MARKET SET FOR A BOUNCE

Tomer Aboody, director of specialist lender MT Finance, said: “With the Budget now out of the way, the uncertainty and hesitancy is also over and buyers are ready to make their move.
“Despite a lot of negative speculation beforehand, the Budget left the property market mostly unscathed.
“With sellers coming to the market and buyers who have delayed moves now ready to proceed, as well as lower mortgage rates, the scene looks set for a bounce.
“With the money markets expecting another base rate cut from 3.75%, although perhaps not at the February meeting of the Bank of England given the latest inflation figures, the improved affordability this will bring when it comes will encourage movement – and the market needs that encouragement.”
PRESSURE NOT GONE AWAY

Alex Upton, managing director, specialist mortgages and bridging Finance, Hampshire Trust Bank, said: “While the latest ONS data shows a slowdown in rental growth, the underlying pressure has not gone away. Demand remains strong, supply is still tight, and that imbalance continues to feed through into pricing.
“Landlords are facing a growing list of considerations. The Renters’ Rights Act, combined with tax and cost pressures confirmed in the Budget, including changes to mortgage interest relief and dividend taxation, is prompting many to take a more strategic view of their portfolios.
“Some are moving into limited company structures, others are rebalancing into semi-commercial or mixed-use assets, and many are reshaping how their funding aligns with long-term plans.
“Brokers are playing a central role in this shift.”
“Brokers are playing a central role in this shift, helping landlords navigate complex changes, structure sustainable funding, and stay confident in a market that is becoming harder to predict.
“The private rented sector cannot function without adequate supply. Tenants rely on good-quality homes, but that supply depends on investors being able to operate with clarity and stability.”
LANDLORD EXIT
And she add: “If the combined effect of regulation, taxation and cost becomes too great, we risk seeing more landlords exit and availability fall further.
“For lenders, this puts the emphasis on flexibility, consistency and real-world structuring. Brokers and landlords need funding that reflects the dynamics of today’s market, from portfolio restructuring and reinvestment to more complex transitions between short-term and long-term funding.
“The focus must be on enabling good deals to progress.”
“The focus must be on enabling good deals to progress, not defaulting to rigid criteria that reduce options. In a market shaped by structural change, specialist lenders have a critical role to play in supporting tailored, long-term solutions.
“Raising standards is essential.

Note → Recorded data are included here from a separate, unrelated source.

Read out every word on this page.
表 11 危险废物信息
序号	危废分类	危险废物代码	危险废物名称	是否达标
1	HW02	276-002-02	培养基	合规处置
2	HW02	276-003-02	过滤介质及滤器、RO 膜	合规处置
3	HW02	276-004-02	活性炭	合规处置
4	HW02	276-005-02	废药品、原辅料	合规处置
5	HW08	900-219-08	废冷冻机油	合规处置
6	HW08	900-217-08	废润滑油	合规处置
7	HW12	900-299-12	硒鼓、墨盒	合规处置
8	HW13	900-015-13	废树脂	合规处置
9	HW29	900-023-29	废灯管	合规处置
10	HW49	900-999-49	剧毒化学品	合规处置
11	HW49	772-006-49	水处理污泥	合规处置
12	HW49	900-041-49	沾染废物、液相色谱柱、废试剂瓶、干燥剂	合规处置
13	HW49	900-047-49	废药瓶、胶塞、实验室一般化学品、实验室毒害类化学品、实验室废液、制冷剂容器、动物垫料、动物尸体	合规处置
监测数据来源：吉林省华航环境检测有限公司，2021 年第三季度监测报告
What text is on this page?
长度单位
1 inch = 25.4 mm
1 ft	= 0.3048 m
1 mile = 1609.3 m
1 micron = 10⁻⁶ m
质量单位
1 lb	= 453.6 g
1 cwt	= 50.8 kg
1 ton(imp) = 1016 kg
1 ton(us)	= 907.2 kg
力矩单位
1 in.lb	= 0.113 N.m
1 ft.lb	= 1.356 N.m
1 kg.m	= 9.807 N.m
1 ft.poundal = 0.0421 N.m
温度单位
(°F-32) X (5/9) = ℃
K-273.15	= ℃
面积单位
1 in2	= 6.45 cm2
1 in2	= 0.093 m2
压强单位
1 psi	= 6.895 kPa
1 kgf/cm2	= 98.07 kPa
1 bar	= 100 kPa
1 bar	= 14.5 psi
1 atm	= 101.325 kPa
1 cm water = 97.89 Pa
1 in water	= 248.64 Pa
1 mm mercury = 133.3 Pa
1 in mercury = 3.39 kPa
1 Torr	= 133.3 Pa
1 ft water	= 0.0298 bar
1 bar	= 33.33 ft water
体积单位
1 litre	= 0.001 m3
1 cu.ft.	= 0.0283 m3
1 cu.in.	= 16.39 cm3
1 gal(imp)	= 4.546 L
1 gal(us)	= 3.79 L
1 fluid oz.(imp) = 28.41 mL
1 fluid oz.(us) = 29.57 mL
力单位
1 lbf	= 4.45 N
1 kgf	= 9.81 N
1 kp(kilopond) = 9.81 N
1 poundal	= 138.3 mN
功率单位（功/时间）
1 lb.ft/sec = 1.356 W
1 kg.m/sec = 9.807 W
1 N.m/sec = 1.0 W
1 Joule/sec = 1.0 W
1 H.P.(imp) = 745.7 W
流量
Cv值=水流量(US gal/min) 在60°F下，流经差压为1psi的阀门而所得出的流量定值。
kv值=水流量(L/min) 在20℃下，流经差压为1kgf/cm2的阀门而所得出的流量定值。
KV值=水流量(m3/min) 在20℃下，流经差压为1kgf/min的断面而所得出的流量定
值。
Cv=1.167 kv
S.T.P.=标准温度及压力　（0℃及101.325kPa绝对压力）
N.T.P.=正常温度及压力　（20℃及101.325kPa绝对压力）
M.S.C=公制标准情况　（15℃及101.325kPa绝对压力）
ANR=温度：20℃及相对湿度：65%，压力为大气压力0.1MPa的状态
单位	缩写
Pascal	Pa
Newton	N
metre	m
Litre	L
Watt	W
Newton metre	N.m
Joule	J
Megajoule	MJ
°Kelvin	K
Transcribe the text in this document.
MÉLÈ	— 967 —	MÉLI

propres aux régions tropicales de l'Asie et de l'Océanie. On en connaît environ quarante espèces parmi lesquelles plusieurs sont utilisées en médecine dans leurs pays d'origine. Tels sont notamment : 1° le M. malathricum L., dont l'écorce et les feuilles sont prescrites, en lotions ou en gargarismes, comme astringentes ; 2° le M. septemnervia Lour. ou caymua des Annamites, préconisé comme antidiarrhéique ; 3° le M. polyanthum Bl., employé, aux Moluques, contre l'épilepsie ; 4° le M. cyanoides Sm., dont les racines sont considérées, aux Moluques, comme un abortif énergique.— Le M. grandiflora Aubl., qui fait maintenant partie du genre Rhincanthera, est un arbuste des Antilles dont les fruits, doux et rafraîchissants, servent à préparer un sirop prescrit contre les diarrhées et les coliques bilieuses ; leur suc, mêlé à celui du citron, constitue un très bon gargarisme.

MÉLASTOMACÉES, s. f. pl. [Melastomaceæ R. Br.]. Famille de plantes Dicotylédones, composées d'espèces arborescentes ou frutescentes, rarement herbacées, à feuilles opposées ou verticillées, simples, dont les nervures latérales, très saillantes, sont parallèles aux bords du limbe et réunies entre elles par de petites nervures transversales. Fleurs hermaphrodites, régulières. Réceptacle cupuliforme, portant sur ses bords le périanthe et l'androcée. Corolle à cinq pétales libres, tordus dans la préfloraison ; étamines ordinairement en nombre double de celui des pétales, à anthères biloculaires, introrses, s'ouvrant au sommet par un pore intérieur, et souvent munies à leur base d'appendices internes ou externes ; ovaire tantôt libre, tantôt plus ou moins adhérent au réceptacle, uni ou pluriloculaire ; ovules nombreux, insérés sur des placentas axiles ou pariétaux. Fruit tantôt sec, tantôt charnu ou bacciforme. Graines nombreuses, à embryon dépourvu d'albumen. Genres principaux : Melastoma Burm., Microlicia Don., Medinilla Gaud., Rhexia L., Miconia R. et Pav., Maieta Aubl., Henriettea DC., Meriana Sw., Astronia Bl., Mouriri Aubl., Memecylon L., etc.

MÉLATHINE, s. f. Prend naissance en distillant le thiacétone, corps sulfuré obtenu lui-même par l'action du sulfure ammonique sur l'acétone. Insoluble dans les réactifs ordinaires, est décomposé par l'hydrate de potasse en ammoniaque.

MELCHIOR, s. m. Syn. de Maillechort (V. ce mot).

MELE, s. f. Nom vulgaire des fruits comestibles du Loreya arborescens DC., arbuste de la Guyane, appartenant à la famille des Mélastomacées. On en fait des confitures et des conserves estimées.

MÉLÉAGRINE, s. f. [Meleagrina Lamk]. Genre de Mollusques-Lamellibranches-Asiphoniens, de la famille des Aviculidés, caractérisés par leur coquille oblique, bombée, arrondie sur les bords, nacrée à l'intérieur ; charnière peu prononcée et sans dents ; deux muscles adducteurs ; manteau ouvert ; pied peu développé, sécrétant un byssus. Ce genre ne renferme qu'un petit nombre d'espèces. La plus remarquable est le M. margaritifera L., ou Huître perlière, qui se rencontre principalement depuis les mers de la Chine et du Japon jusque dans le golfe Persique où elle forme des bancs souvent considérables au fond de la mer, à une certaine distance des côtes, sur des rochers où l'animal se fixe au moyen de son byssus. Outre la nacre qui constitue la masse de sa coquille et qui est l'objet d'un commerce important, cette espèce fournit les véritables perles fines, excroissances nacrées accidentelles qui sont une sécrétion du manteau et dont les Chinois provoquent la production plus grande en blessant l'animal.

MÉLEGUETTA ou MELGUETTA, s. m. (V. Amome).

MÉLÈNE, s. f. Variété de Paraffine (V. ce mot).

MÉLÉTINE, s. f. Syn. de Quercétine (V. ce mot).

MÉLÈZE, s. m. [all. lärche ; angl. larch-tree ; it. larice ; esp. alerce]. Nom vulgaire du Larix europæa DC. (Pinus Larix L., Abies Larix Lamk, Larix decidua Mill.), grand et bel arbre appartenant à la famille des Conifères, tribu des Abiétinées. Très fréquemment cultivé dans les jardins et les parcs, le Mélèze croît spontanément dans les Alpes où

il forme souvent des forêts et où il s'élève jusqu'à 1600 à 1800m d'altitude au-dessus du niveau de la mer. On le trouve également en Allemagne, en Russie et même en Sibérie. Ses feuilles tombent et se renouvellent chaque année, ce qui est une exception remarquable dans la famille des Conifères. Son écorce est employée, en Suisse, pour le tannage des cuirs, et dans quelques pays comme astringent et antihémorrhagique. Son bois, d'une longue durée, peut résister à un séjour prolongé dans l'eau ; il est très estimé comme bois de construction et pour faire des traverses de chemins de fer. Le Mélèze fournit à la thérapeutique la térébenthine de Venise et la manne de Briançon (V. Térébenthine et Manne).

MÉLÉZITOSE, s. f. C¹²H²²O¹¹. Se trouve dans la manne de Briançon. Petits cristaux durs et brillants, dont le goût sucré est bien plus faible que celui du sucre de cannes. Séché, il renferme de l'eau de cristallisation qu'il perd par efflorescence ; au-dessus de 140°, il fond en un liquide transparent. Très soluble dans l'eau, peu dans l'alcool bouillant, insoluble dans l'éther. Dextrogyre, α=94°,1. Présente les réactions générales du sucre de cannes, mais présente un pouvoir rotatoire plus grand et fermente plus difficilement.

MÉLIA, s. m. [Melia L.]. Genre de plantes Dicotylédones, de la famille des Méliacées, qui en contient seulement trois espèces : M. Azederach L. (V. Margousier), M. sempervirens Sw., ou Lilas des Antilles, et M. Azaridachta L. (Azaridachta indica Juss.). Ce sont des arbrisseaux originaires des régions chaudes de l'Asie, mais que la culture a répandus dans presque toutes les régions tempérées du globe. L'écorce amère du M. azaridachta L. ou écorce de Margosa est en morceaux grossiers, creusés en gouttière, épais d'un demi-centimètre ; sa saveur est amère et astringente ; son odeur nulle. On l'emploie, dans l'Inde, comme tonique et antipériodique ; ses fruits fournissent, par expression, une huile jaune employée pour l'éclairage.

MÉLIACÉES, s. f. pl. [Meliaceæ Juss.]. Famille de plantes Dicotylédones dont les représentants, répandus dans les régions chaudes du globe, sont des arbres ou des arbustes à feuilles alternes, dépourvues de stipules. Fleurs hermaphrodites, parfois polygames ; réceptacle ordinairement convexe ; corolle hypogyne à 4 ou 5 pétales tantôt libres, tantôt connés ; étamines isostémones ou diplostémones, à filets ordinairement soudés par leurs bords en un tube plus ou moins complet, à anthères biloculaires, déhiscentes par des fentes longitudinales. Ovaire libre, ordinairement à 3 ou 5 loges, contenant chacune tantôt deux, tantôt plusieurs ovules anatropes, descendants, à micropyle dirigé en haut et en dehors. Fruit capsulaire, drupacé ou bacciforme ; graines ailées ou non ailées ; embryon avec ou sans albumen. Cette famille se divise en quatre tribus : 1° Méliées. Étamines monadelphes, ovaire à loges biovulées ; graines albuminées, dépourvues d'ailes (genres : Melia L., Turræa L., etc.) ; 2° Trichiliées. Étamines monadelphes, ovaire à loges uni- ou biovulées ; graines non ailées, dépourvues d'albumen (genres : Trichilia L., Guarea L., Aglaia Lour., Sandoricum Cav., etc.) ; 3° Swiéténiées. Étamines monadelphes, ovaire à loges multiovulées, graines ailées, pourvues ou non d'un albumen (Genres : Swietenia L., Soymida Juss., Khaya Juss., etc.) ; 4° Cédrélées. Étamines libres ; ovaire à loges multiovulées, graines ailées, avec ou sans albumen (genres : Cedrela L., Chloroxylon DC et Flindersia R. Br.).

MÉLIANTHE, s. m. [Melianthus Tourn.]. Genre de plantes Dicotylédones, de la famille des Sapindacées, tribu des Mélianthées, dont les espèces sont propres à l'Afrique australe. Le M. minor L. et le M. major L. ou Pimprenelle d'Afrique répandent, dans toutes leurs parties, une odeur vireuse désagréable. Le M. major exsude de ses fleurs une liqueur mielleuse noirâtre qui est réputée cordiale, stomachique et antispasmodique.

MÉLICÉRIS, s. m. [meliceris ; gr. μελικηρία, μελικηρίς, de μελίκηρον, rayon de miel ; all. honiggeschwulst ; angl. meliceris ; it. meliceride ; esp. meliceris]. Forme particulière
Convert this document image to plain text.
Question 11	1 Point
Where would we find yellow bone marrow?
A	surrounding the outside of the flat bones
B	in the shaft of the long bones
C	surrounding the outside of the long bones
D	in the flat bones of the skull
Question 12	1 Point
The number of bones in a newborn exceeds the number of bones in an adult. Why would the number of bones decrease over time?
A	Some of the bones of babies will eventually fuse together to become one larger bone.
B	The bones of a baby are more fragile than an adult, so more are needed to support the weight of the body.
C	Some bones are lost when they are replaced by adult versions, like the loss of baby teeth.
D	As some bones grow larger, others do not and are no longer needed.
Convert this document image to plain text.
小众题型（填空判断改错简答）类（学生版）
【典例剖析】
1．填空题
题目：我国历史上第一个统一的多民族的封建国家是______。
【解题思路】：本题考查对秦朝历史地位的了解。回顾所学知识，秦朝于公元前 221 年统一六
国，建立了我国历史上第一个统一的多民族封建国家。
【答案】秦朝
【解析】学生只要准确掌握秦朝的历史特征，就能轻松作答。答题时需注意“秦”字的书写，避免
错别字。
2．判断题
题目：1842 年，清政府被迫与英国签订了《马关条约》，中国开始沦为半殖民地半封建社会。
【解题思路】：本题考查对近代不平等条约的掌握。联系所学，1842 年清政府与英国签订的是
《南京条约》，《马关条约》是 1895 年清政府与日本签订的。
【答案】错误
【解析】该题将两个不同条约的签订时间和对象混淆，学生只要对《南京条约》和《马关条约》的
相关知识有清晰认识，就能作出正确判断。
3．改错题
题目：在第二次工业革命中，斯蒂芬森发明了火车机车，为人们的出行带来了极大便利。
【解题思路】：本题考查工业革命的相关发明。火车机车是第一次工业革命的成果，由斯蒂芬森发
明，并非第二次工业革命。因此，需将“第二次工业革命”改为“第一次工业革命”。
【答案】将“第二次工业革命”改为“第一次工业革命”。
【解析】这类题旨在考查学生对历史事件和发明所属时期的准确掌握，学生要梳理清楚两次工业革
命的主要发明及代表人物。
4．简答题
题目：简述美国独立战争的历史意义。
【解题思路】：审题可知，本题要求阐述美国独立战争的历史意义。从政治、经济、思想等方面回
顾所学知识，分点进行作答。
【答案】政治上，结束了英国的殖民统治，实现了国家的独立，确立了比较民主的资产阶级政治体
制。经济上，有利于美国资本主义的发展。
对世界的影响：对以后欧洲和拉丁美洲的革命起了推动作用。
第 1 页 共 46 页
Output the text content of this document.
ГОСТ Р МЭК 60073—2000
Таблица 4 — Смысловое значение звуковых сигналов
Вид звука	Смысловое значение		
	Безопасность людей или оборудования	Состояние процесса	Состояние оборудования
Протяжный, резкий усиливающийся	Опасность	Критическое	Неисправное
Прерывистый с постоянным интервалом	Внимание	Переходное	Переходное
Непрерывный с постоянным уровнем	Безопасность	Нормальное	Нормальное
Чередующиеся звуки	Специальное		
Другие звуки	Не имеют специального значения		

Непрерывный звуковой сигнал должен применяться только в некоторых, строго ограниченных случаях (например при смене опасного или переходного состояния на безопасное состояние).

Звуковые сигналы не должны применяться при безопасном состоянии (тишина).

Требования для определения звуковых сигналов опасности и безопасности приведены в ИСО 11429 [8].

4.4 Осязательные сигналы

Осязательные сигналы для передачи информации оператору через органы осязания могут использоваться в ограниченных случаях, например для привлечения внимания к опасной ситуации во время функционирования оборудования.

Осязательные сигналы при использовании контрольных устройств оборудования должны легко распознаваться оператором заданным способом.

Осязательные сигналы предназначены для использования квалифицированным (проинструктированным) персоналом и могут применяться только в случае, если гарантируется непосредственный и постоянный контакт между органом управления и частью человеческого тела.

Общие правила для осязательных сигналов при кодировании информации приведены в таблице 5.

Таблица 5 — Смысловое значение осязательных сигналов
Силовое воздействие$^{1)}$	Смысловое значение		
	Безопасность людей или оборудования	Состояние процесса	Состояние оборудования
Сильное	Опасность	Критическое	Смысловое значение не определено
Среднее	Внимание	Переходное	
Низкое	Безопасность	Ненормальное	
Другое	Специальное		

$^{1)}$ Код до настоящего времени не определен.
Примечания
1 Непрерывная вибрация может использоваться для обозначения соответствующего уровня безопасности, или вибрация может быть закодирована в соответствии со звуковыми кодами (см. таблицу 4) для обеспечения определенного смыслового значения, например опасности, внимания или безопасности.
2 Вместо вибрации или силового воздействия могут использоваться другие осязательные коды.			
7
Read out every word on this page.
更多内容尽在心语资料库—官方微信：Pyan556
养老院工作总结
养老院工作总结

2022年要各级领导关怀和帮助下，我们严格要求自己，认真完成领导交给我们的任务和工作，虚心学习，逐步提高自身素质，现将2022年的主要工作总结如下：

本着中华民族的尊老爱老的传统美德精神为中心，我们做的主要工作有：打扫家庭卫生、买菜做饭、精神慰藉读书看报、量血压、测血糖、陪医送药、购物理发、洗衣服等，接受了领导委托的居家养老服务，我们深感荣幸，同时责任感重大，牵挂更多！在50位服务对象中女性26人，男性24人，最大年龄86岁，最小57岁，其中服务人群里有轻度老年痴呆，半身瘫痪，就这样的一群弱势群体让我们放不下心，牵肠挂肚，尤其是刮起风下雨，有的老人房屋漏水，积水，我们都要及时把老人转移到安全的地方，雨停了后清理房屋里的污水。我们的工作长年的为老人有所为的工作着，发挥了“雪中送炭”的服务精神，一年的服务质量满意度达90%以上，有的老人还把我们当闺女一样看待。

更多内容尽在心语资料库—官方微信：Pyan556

But if we want a rental market that remains accessible and resilient, we need a regulatory and funding environment that gives landlords and brokers the confidence to stay invested.”
PLENTY TO SHOUT ABOUT

John Phillips, CEO of Just Mortgages and Spicerhaart, said: “The mortgage market has started 2026 with a spring in its step, as the pent-up demand of Q3&4 begins to release.
“There’s plenty for brokers to shout about at the moment with rates cut across all parts of the market and access to the most mortgage products since 2007 – particularly for first-time buyers.
“Lenders stand ready and willing to lend – brokers are ready to help buyers and movers navigate the market. It’s up to us to keep nurturing confidence and encouraging clients to push on with plans.
“We of course don’t know how the year will play out – particularly as President Trump continues to try and stake his claim to more territories and throw around more tariffs – but there’s definitely scope for more positive news in the mortgage market as the year progresses.”